Murder in Cold Blood by a Gelatinous Miscreant

Have you ever read about the “Adventure of the Lion’s Mane”? In the story, Sherlock Holmes is enjoying his retirement in a sandy beach in Sussex chatting with his good friend Harold Stackhurst, when suddenly Stackhurt’s science master Fitzroy McPherson staggers up to them in agony, mentions the words “lion’s mane”, collapses, and dies. All over McPherson’s back were found red welts, as if he was attacked by a whip of some sort. Then, after a series of fantastical plot twists including a beautiful maiden, a love affair, a dog thrown out of a plate-glass window, and a bit of alcohol withdrawal syndrome, Holmes finally realizes that the devious mind behind the murder did, in fact, not have much of a mind at all. Conan Doyle writes, “Cyanea capillata is the miscreant’s full name, and he can be as dangerous to life as, and far more painful than, the bite of the cobra.”

Cyanea capillata is the lion’s mane jellyfish. I think its name fits perfectly. This jellyfish is just as magnificent, beautiful, and fearful as a lion’s mane.


The sting of the lion’s mane jellyfish may cause itching, burning, irritation, and cramping to a localized area on the body, but encounters with these jellyfish are very rarely fatal. However, as Conan Doyle mentioned previously, the sting from one of these guys is extremely painful.  You REALLY don’t want to be near one that’s able to split into a gazillion pieces.

Here’s a video of the murderer on the prowl:

That one didn’t seem too menacing, right? That specimen might have been from a warmer climate. C. capillata are a coldwater species–they can’t get very big in warm waters. For this reason, they mainly settle down in the chilly, boreal waters of the Arctic, northern Atlantic, and northern Pacific. If there is any species that exemplifies Bergmann’s rule, it might as well be this guy. Bergmann’s rule hypothesizes that populations of a species in colder environments are generally larger than those in warmer environments. Temperature seems to be a very strong determinant of the size of the jellyfish. C. capillata in higher latitudes (where the water is colder) can reach up to 2 meters in bell diameter, while specimens in more southern waters reach up to only about 50 cm.
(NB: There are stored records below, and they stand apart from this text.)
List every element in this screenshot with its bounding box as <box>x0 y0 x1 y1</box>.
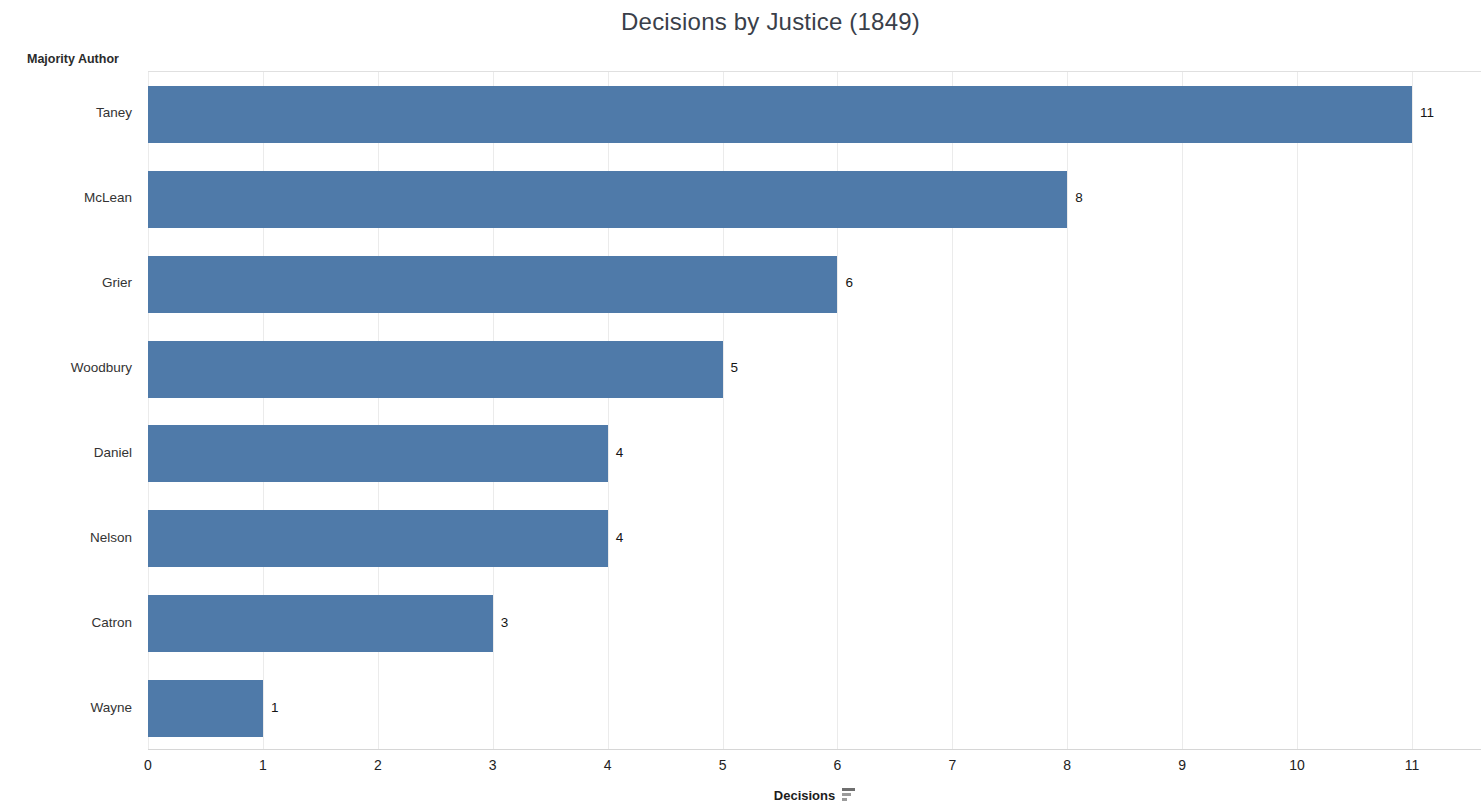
x-tick-label: 2 <box>348 757 408 773</box>
bar-mclean[interactable] <box>148 171 1067 228</box>
bar-taney[interactable] <box>148 86 1412 143</box>
x-axis: 01234567891011 <box>148 757 1481 777</box>
bar-woodbury[interactable] <box>148 341 723 398</box>
x-tick-label: 1 <box>233 757 293 773</box>
value-label: 4 <box>616 445 624 460</box>
category-label-daniel[interactable]: Daniel <box>0 445 132 460</box>
sort-bar-medium <box>842 793 851 796</box>
value-label: 11 <box>1420 105 1434 120</box>
bar-daniel[interactable] <box>148 425 608 482</box>
category-label-grier[interactable]: Grier <box>0 275 132 290</box>
x-axis-title-text: Decisions <box>774 788 835 803</box>
bar-nelson[interactable] <box>148 510 608 567</box>
category-label-woodbury[interactable]: Woodbury <box>0 360 132 375</box>
x-tick-label: 10 <box>1267 757 1327 773</box>
x-tick-label: 9 <box>1152 757 1212 773</box>
bar-row: Nelson4 <box>148 496 1481 581</box>
x-axis-title[interactable]: Decisions <box>148 788 1481 803</box>
bar-grier[interactable] <box>148 256 837 313</box>
x-tick-label: 0 <box>118 757 178 773</box>
category-label-catron[interactable]: Catron <box>0 615 132 630</box>
x-tick-label: 6 <box>807 757 867 773</box>
plot-area: Taney11McLean8Grier6Woodbury5Daniel4Nels… <box>148 71 1481 750</box>
bar-row: Daniel4 <box>148 412 1481 497</box>
x-tick-label: 11 <box>1382 757 1442 773</box>
value-label: 5 <box>731 360 739 375</box>
category-label-wayne[interactable]: Wayne <box>0 700 132 715</box>
category-label-mclean[interactable]: McLean <box>0 190 132 205</box>
bar-catron[interactable] <box>148 595 493 652</box>
value-label: 1 <box>271 700 279 715</box>
category-label-nelson[interactable]: Nelson <box>0 530 132 545</box>
value-label: 3 <box>501 615 509 630</box>
chart-container: Decisions by Justice (1849) Majority Aut… <box>0 0 1481 811</box>
bar-row: Grier6 <box>148 242 1481 327</box>
chart-title: Decisions by Justice (1849) <box>60 8 1481 36</box>
value-label: 6 <box>845 275 853 290</box>
bar-wayne[interactable] <box>148 680 263 737</box>
row-axis-field-label[interactable]: Majority Author <box>27 52 119 66</box>
x-tick-label: 4 <box>578 757 638 773</box>
sort-bar-short <box>842 798 847 801</box>
value-label: 8 <box>1075 190 1083 205</box>
x-tick-label: 7 <box>922 757 982 773</box>
x-tick-label: 8 <box>1037 757 1097 773</box>
category-label-taney[interactable]: Taney <box>0 105 132 120</box>
value-label: 4 <box>616 530 624 545</box>
bar-row: Taney11 <box>148 72 1481 157</box>
x-tick-label: 5 <box>693 757 753 773</box>
x-tick-label: 3 <box>463 757 523 773</box>
bar-row: McLean8 <box>148 157 1481 242</box>
bar-row: Wayne1 <box>148 666 1481 751</box>
bar-row: Catron3 <box>148 581 1481 666</box>
sort-bar-long <box>842 788 855 791</box>
sort-descending-icon[interactable] <box>842 788 855 801</box>
bar-row: Woodbury5 <box>148 327 1481 412</box>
So just how big can C. capillata get? For one thing, it definitely can’t get this big:

Dr. McClain posted an article about this photograph of the lion’s mane jellyfish, proving it to be photoshopped. However, there is absolutely no doubt that the lion’s mane jellyfish is a monster. One specimen was discovered washed up ashore on Massachusetts Bay with tentacles 120 feet long. That’s longer than a blue whale, making this jellyfish a contender for the longest animal in the world! However, seeing as how most specimens don’t grow to that size, I wanted to make sure I could find the original citation of this specimen. After a lengthy search, I dropped in onto this email chain. Here’s a quick summary of the lion’s mane jellyfish findings:

  • Specimens in the southeast coast of Norway (Skagerrak strait) usually had bell diameters of less than 0.3 meters.
  • Most specimens in the Bering Sea near Alaska had bell diameters less than 0.4 meters.
  • A lion’s mane was observed in Monterey Bay with a bell size of about 0.67 meters.
  • One found in Pacific coast of Southwest Alaska in the summer of 2001 with a bell diameter of somewhere between 0.6 and 0.9 meters.
  • One with a 0.91 meter bell was reported in M’Intosh, W.C. 1885. Notes from the St Andrews Marine Laboratory. I. On the British species of Cyanea, and the reproduction of Mytilus edulis. Ann. Mag. nat. Hist. ser. 5. 15: 148-152.
  • There were several photos of Cyanea capillata from the state of Washington in May 1998 with a bell diameter of about 1.2 meters.
  • An Alaskan fisherman may have spotted one with a bell length of at least 2 meters.
  • The historic 2.3 meter specimen that is mentioned again and again in pop media was detailed in Agassis, A. 1865. Illustrated Catalogue of the Museum of Comparative Zoology at Harvard College. No. 11. North American Acalephae. pp. 1-234. Turns out the specimen is from Nahant, which is near Boston, Massachusetts.
  • There may have been reports of the lion’s mane reaching 2.5 meters in bell diameter near Greenland.

So what’s my say on the true sizing of this ocean giant? I think the jellyfish certainly can reach monstrous sizes of up to 2 meters in bell diameter. But I don’t think that these extremes are characteristic of the species as a whole (they probably reach maximum size at around 0.3 to 0.4 meters). Not a super exciting find, but the lion’s mane jellyfish nonetheless remains one of my favorite ocean animals out there. Here’s why:

Well, looks like the murderer itself faced a fate worse than death. And that, gentlemen, is the circle of life. What a jerk.